Reputation: 41
I have a data frame where a column (column B) can contain a letters, a number or nothing at all. Lets say the data frame is:
A B C
1 2 Dog
3 C Bird
30 nan Cat
11 4.1 Wolf
And I want to get rows conditionally, based on whether there is a number in column B:
A B C
1 2 Dog
11 4.1 Wolf
I have found that I can limit the dataframe to only rows that contain values by entering df.loc[df["B"].notnull()]
. What I'm trying to find out is whether or not there is an equivalent version of .notnull()
that can select only rows where column B contains a number?
Upvotes: 2
Views: 6132
Reputation: 4821
To find integers and decimal numbers, define a function that will take a string as an input, attempt to convert a value to a floating point number (which will succeed if you have an integer or a floating point number), and will handle possible errors: a ValueError
is raised if you pass it a string that can't be converted to a floating point number, and a TypeError
is raised if a null value is passed to float()

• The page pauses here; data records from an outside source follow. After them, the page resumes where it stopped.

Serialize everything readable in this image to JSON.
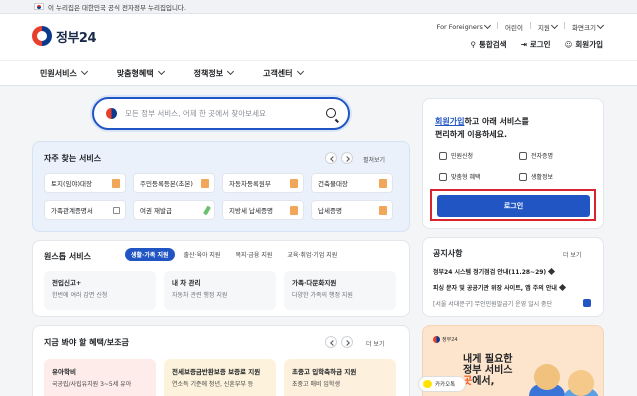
{
  "gov_bar": {
    "text": "이 누리집은 대한민국 공식 전자정부 누리집입니다."
  },
  "header": {
    "logo_text": "정부24",
    "util": [
      "For Foreigners",
      "어린이",
      "지원",
      "화면크기"
    ],
    "actions": {
      "search": "통합검색",
      "login": "로그인",
      "join": "회원가입"
    }
  },
  "nav": [
    "민원서비스",
    "맞춤형혜택",
    "정책정보",
    "고객센터"
  ],
  "search": {
    "placeholder": "모든 정부 서비스, 어제 한 곳에서 찾아보세요"
  },
  "frequent": {
    "title": "자주 찾는 서비스",
    "more": "펼쳐보기",
    "tiles": [
      "토지(임야)대장",
      "주민등록등본(초본)",
      "자동차등록원부",
      "건축물대장",
      "가족관계증명서",
      "여권 재발급",
      "지방세 납세증명",
      "납세증명"
    ]
  },
  "onestop": {
    "title": "원스톱 서비스",
    "chips": [
      "생활·가족 지원",
      "출산·육아 지원",
      "복지·금융 지원",
      "교육·취업·기업 지원"
    ],
    "boxes": [
      {
        "title": "전입신고+",
        "desc": "한번에 여러 감면 신청"
      },
      {
        "title": "내 차 관리",
        "desc": "자동차 관련 행정 지원"
      },
      {
        "title": "가족·다문화지원",
        "desc": "다양한 가족의 행정 지원"
      }
    ]
  },
  "benefit": {
    "title": "지금 봐야 할 혜택/보조금",
    "more": "더 보기",
    "cards": [
      {
        "title": "유아학비",
        "desc": "국공립/사립유치원 3~5세 유아"
      },
      {
        "title": "전세보증금반환보증 보증료 지원",
        "desc": "연소득 기준에 청년, 신혼부부 등"
      },
      {
        "title": "초중고 입학축하금 지원",
        "desc": "초중고 매비 입학생"
      }
    ]
  },
  "login_card": {
    "line1_link": "회원가입",
    "line1_rest": "하고 아래 서비스를",
    "line2": "편리하게 이용하세요.",
    "quick": [
      "민원신청",
      "전자증명",
      "맞춤형 혜택",
      "생활정보"
    ],
    "button": "로그인"
  },
  "notice": {
    "title": "공지사항",
    "more": "더 보기",
    "items": [
      "정부24 시스템 정기점검 안내(11.28~29)",
      "피싱 문자 및 공공기관 위장 사이트, 앱 주의 안내",
      "[서울 서대문구] 무인민원발급기 운영 일시 중단"
    ]
  },
  "promo": {
    "brand": "정부24",
    "line1": "내게 필요한",
    "line2": "정부 서비스",
    "line3a": "곳",
    "line3b": "에서,"
  },
  "kakao": {
    "label": "카카오톡"
  }
}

, so handle these two exceptions:
def safe_float_convert(x):
try:
float(x)
return True # numeric, success!
except ValueError:
return False # not numeric
except TypeError:
return False # null type
Now use map()
to map the new function to column B of the dataframe, element-wise, and create a boolean mask:
mask = df['B'].map(safe_float_convert)
and use the .loc[]
function, passing in the boolean mask:
numeric_df = df.loc[mask]
Upvotes: 3